As I said earlier, for the 1997 Open, they had a satellite parking lot not only at the NOVA campus in Annandale, but also one at Tyson’s Corner. But you won’t be stopping at either of those. Where you will be stopping, or slowing down to a crawl, is the back up that starts on the Inner Loop of the Beltway (north bound towards Tyson Corner) near Braddock Road. When you reach this point, take a deep breath. You’ve still got about 25 miles to the parking lot in Maryland. Estimated time in traffic – one hour and ten minutes.
While you are enduring this long journey, you’re going to encounter two disheartening moments. Once you’re past the American Legion Bridge, which crosses over the Potomac, you will pass by River Road. Dream, dream, if you only had a little angel who could drop you off at the course, or if you know someone who lives in the vicinity.
Pressing on, you are now arriving at the I-270/Beltway split. (Stay in the left two lanes). One mile ahead is Democracy Boulevard, and time for another big sigh. For some of the past tournaments, officials arranged satellite parking there at the Marriott HQ parking lot on Fernwood Road. Worked well because that location is only about three miles from the course. But no such luck this time, and oh, by the way, it’s another eight miles to the parking lots.

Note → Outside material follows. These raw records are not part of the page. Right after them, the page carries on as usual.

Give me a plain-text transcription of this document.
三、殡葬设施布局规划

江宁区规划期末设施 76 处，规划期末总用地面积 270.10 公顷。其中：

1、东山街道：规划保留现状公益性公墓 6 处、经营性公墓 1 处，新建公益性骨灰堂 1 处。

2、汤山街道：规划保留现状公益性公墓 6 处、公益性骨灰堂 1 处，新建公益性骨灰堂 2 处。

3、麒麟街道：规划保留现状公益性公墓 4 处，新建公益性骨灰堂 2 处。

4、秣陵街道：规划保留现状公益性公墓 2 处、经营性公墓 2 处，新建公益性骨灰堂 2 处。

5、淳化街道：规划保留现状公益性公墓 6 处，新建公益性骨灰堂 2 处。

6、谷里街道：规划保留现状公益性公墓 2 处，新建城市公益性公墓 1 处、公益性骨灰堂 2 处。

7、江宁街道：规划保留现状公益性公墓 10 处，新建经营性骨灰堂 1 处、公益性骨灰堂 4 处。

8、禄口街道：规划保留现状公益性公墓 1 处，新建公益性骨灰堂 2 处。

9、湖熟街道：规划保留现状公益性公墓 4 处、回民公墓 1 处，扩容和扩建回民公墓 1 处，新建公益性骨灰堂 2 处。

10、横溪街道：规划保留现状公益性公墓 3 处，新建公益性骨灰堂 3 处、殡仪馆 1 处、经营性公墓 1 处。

Ok, you passed the endurance test, finally reaching the Crown Farm North Lot in Gaithersburg. The stress of driving on the traffic-choked Beltway and 270 Spur is over, but now you have to deal with another psychological blow. The course is on River Road, so you’re backtracking all those miles. Yes, I agree, we took Panama away from General Noriega in less time.
Given that prior golf tournaments at TPC Avenel and Congressional had those closer parking lots, I was very puzzled by the USGA’s transportation plan. I called and talked to one of their management officials yesterday. The planners, he said, did consider the Annandale and Tyson’s Corner parking lot options, but they were concerned the buses would get caught up in the back ups on that portion of the Beltway.
That’s a valid concern, but if all those patrons drive, they will encounter the same delays, and the Beltway traffic will be all that much worse off.
The official also said that patrons with a ticket have an additional option of parking at Dulles. That’s fine if you live in that part of Northern Virginia. From our house here in Alexandria, however, Dulles is about a 45-minute drive, and heads away from the golf course. And there’s still the long bus drive to the course.
In his column at the Washington Post on Tuesday, Thomas Boswell wrote about the U.S. Open coming here. He praised the tournament, saying,
In my lifetime, my favorite big-time sports experience in Washington has been the U.S. Open at Congressional Country Club.
He also addresses the problem of traffic and getting to the course. He quotes USGA Executive Director Mike Davis as saying,
“You wonder, Jeez, is this traffic and parking going to work? And we’re still not sure here in D.C.”
In another piece, Davis said,
“We’re crossing our fingers on traffic and parking.”
The U.S. Open is always a great experience. The pros display their many talents, including hitting mighty long drives. Unfortunately, it appears that duffers like you and I will have to take a long drive to get to the tournament. What a shame.